Eine Konfrontationstherapie ist – in Ergänzung zu anderen Strategien – die erfolgversprechendste Methode bei Panikattacken, Agoraphobie, spezifischen Phobien, spezifischer Sozialphobie, Zwangsstörung und teilweise auch bei posttraumatischer Belastungsstörung. Bei einer generalisierten Angststörung und einer Hypochondrie sind eher kognitive Strategien angebracht, wie sie in Schritt 3 dargestellt sind, wenngleich diese auch für die anderen Angststörungen sehr
bedeutsam sind.

Halten Sie sich immer vor Augen: Angst lebt von der Vermeidung. Nur wenn Sie sich der Angst stellen, werden Sie diese überwinden. Übermäßig lange Ursachenforschung verzögert nur den Prozess der Veränderung und der aktiven Auseinandersetzung mit der Angst. Oft verläuft der Prozess sogar gegenläufig und
Sie erkennen erst nach der Beseitigung die wahren Ursachen Ihrer Ängste. Halten
Sie sich an das Motto: „Man hat etwas erst dann verstanden, wenn man es verändert hat.“

An diesem Punkt scheiden sich die Geister der Psychotherapeuten:
Verhaltenstherapeuten und Psychoanalytiker gehen diesbezüglich völlig unterschiedlich vor – auch wenn schon Sigmund Freud seine agoraphobischen Ängste durch eine Vorgangsweise therapiert hat, die man heutzutage als verhaltenstherapeutische Strategie bezeichnen würde. Freud empfahl allen
Psychoanalytikern, ihre phobischen Patienten zur direkten Konfrontation mit den Angst machenden Reizen anzuhalten, da sonst bei der psychoanalytischen Technik der freien Assoziation kein relevantes Material zu Tage gefördert werden könnte.

Andererseits anerkennen Verhaltenstherapeuten heute, dass Ängste nicht nur erlernt und nicht immer so einfach wieder verlernt werden können, sondern mit tiefer liegenderen persönlichen oder interaktionellen Konflikten zusammenhängen können.

Zwei Formen der Konfrontationstherapie: gestuft und massiert

Es klingt fast paradox: die ganze Macht Ihrer Phobien kommt allein daher, dass Sie diese unbedingt und mit allem Mitteln vermeiden wollen! Dadurch wächst in Ihnen auch die Überzeugung, die betreffende Situation könnte tatsächlich gefährlich sein. Eine Agoraphobie sowie die meisten Phobien können Sie am besten durch eine Konfrontationstherapie überwinden, die Ihre Angstspirale unterbricht
und Ihnen die anhaltende Erfahrung vermittelt, dass Ihre Befürchtungen unbegründet sind.
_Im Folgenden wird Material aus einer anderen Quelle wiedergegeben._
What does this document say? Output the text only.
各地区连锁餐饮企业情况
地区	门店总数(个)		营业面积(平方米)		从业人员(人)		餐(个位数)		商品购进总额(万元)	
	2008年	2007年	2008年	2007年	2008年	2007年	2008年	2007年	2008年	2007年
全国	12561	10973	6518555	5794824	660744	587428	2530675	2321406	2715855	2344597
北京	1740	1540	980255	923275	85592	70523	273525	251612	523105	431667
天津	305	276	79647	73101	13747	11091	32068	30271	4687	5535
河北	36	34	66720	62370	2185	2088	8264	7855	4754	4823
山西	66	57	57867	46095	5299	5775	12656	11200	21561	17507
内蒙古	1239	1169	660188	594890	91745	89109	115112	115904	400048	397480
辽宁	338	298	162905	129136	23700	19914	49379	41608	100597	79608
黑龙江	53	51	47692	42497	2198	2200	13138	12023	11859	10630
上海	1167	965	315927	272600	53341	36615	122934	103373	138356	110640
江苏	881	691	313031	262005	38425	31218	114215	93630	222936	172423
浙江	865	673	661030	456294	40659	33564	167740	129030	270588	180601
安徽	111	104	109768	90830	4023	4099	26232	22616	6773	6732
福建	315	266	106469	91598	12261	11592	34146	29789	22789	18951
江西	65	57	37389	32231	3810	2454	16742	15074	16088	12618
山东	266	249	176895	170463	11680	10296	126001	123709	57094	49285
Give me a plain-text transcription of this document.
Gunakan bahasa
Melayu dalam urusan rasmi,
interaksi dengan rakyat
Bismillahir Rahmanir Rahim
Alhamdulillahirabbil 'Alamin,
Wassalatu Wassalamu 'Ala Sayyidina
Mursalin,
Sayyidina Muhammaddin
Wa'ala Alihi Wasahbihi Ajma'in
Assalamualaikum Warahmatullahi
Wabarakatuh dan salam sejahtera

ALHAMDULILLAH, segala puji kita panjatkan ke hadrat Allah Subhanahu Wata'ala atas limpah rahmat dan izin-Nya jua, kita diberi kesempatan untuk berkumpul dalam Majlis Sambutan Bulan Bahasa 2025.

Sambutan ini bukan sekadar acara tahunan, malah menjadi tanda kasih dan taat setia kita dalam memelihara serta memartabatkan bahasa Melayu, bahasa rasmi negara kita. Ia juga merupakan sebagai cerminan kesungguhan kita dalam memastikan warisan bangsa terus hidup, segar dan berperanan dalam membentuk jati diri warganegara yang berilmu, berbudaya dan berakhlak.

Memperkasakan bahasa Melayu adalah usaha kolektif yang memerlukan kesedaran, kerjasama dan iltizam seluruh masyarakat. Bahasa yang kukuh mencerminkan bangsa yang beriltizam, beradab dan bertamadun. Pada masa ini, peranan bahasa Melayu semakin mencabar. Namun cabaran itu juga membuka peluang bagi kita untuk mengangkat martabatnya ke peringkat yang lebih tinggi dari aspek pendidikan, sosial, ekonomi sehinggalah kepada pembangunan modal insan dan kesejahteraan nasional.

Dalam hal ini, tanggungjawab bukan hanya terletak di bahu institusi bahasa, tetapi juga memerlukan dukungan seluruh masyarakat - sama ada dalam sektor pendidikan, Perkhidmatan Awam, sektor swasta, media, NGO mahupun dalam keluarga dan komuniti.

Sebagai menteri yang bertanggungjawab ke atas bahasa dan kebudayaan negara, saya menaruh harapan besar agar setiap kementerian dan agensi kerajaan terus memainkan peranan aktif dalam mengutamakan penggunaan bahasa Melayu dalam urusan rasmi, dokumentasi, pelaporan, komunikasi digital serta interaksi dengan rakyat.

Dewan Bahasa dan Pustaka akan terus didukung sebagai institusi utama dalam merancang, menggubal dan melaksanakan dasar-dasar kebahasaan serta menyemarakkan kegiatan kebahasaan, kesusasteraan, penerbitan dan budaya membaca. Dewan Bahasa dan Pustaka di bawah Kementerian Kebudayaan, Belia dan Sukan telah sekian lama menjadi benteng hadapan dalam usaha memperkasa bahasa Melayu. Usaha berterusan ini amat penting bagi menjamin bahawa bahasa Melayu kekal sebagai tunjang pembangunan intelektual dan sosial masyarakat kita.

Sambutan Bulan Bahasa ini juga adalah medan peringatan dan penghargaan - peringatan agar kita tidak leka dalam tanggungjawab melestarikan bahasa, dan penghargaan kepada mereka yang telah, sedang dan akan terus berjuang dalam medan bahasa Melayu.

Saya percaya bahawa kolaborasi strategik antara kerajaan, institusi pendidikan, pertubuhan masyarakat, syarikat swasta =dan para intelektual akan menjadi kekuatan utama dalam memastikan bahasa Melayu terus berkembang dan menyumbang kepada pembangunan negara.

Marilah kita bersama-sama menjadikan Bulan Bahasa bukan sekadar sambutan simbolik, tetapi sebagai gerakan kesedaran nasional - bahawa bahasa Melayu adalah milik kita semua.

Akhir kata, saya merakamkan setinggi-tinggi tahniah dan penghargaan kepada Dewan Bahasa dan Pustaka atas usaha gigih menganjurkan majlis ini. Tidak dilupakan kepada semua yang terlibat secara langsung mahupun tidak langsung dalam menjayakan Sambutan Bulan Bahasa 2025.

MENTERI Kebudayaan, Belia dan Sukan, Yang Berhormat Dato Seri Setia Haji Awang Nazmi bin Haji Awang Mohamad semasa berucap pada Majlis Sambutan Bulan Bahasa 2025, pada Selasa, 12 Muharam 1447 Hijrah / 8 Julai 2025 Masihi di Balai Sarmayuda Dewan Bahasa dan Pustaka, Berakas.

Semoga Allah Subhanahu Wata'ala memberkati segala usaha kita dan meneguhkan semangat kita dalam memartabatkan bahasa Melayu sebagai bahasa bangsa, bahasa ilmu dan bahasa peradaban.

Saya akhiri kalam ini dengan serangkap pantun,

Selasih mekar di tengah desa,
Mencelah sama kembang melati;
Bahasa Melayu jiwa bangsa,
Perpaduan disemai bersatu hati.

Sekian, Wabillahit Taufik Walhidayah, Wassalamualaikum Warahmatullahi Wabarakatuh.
Dies ist anfangs sicherlich eine anstrengende Therapie, bringt jedoch rasch Erfolge. Sie stellen sich dabei allen Angst auslösenden Situationen
gezielt nach dem Grundsatz „Standhalten statt flüchten“.
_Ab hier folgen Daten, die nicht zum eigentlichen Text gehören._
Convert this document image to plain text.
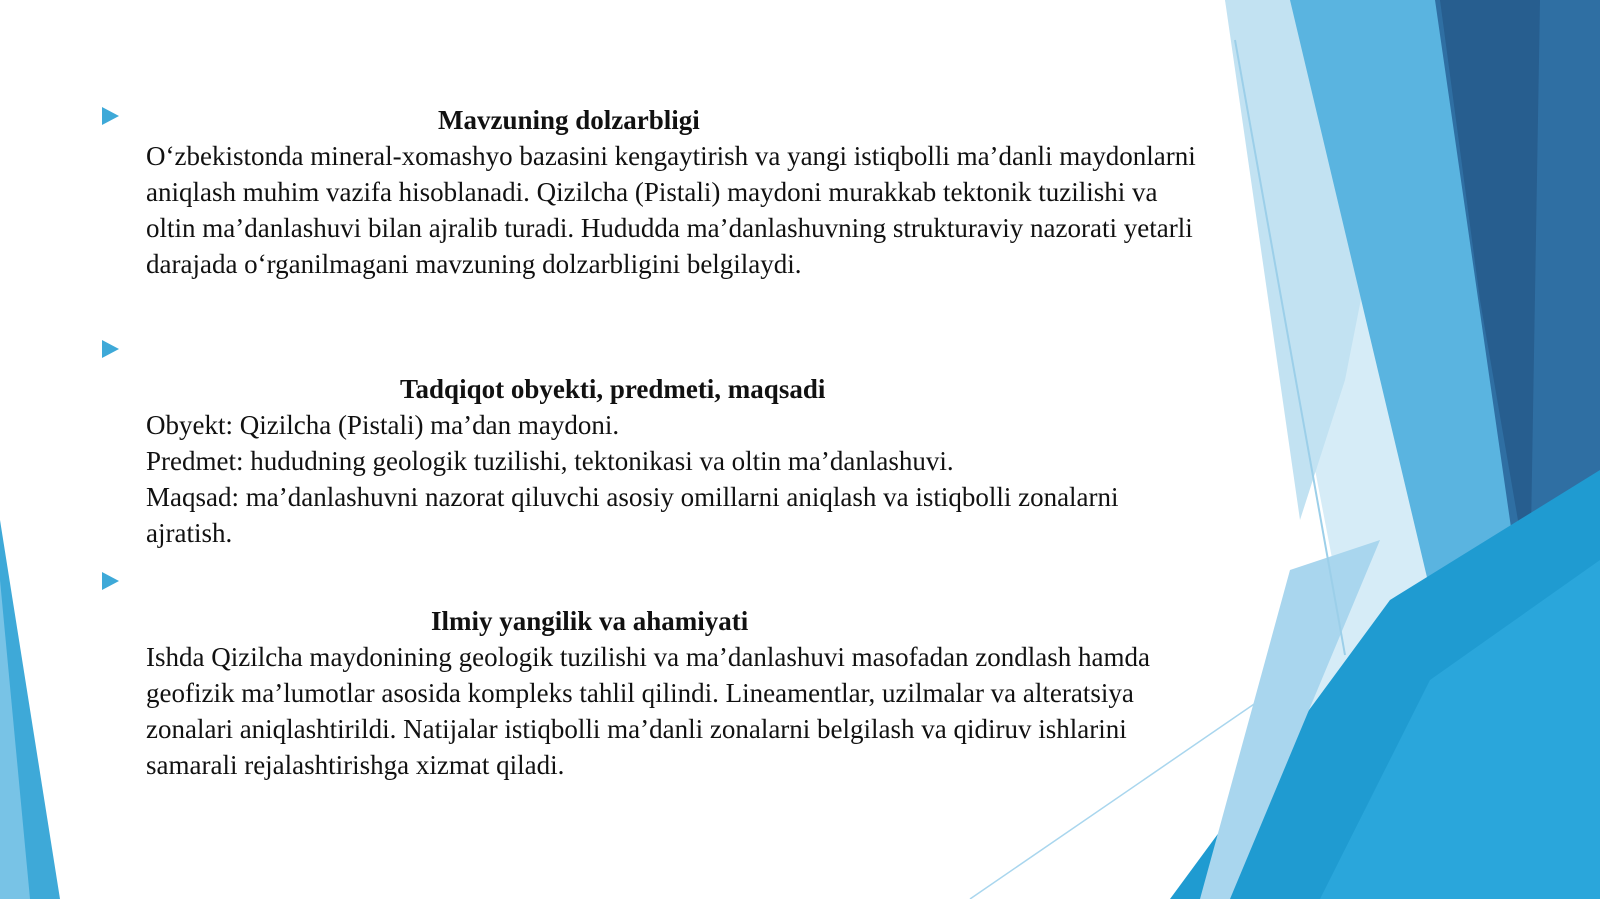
Mavzuning dolzarbligi

O‘zbekistonda mineral-xomashyo bazasini kengaytirish va yangi istiqbolli ma’danli maydonlarni aniqlash muhim vazifa hisoblanadi. Qizilcha (Pistali) maydoni murakkab tektonik tuzilishi va oltin ma’danlashuvi bilan ajralib turadi. Hududda ma’danlashuvning strukturaviy nazorati yetarli darajada o‘rganilmagani mavzuning dolzarbligini belgilaydi.

Tadqiqot obyekti, predmeti, maqsadi

Obyekt: Qizilcha (Pistali) ma’dan maydoni.

Predmet: hududning geologik tuzilishi, tektonikasi va oltin ma’danlashuvi.

Maqsad: ma’danlashuvni nazorat qiluvchi asosiy omillarni aniqlash va istiqbolli zonalarni ajratish.

Ilmiy yangilik va ahamiyati

Ishda Qizilcha maydonining geologik tuzilishi va ma’danlashuvi masofadan zondlash hamda geofizik ma’lumotlar asosida kompleks tahlil qilindi. Lineamentlar, uzilmalar va alteratsiya zonalari aniqlashtirildi. Natijalar istiqbolli ma’danli zonalarni belgilash va qidiruv ishlarini samarali rejalashtirishga xizmat qiladi.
Halten Sie sich immer vor Augen: nichts wird Sie mehr motivieren als der sichtbare Erfolg. Durch die Erfahrung, dass Sie auch die stärkste Angst
aushalten können und nach einiger Zeit (15-30 Minuten) ruhiger werden, ändern sich auch Ihre Einstellungen. Sie erleben, dass Sie Angst aushalten können, daher gewinnen Sie die Zuversicht, dass Sie auch zukünftig Angst durchstehen können. Ein verlockendes Ziel, nicht?
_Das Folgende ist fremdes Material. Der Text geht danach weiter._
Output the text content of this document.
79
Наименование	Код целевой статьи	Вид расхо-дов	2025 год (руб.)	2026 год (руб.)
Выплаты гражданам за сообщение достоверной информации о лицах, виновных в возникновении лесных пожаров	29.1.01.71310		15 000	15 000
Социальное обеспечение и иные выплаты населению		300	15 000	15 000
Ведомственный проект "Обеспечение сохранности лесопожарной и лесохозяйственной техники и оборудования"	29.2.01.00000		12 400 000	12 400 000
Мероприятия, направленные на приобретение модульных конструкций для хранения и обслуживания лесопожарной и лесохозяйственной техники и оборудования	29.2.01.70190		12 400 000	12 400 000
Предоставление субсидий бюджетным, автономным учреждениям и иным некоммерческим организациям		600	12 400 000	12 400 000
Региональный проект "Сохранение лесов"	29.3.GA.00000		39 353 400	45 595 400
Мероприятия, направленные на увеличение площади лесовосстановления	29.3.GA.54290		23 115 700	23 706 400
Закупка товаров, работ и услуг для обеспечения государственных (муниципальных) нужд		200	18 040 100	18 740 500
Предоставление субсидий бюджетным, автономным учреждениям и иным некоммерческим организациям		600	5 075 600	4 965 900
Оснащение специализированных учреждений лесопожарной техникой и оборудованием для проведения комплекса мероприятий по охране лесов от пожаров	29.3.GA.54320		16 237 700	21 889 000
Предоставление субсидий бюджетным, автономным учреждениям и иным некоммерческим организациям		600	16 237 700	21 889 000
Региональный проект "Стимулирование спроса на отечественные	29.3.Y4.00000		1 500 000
Sie können die Konfrontation mit der Angst auf zweifache Art und Weise aufnehmen

  1. Gestufte Konfrontation. Sie lernen dabei, in kleinen Schritten immer schwierigere Aufgaben zu bewältigen. Auf diese Weise bauen Sie langsam Ihr Vertrauen zu sich und zur Umwelt auf und vermeiden jede Überforderung (auch eine heftige Panikattacke).
  2. Massierte Konfrontation (Reizüberflutung). Bei dieser Methode stellen Sie sich sofort Ihren größten Ängsten, und zwar mit der Bereitschaft zu einer Panikattacke. Dieses Vorgehen empfehlen wir Ihnen vor allem dann, wenn Sie
    früher ein mutiger Mensch waren und sich nicht vor jenen Situationen gefürchtet haben, die für Sie heute ein Problem darstellen. Ihre Angst vor bestimmten, an sich harmlosen und früher leicht bewältigbaren Situationen kommt wahrscheinlich daher, dass Sie mindestens einmal bei einer solchen Gelegenheit eine
    Panikattacke oder eine panikähnliche Symptomatik erlebt haben.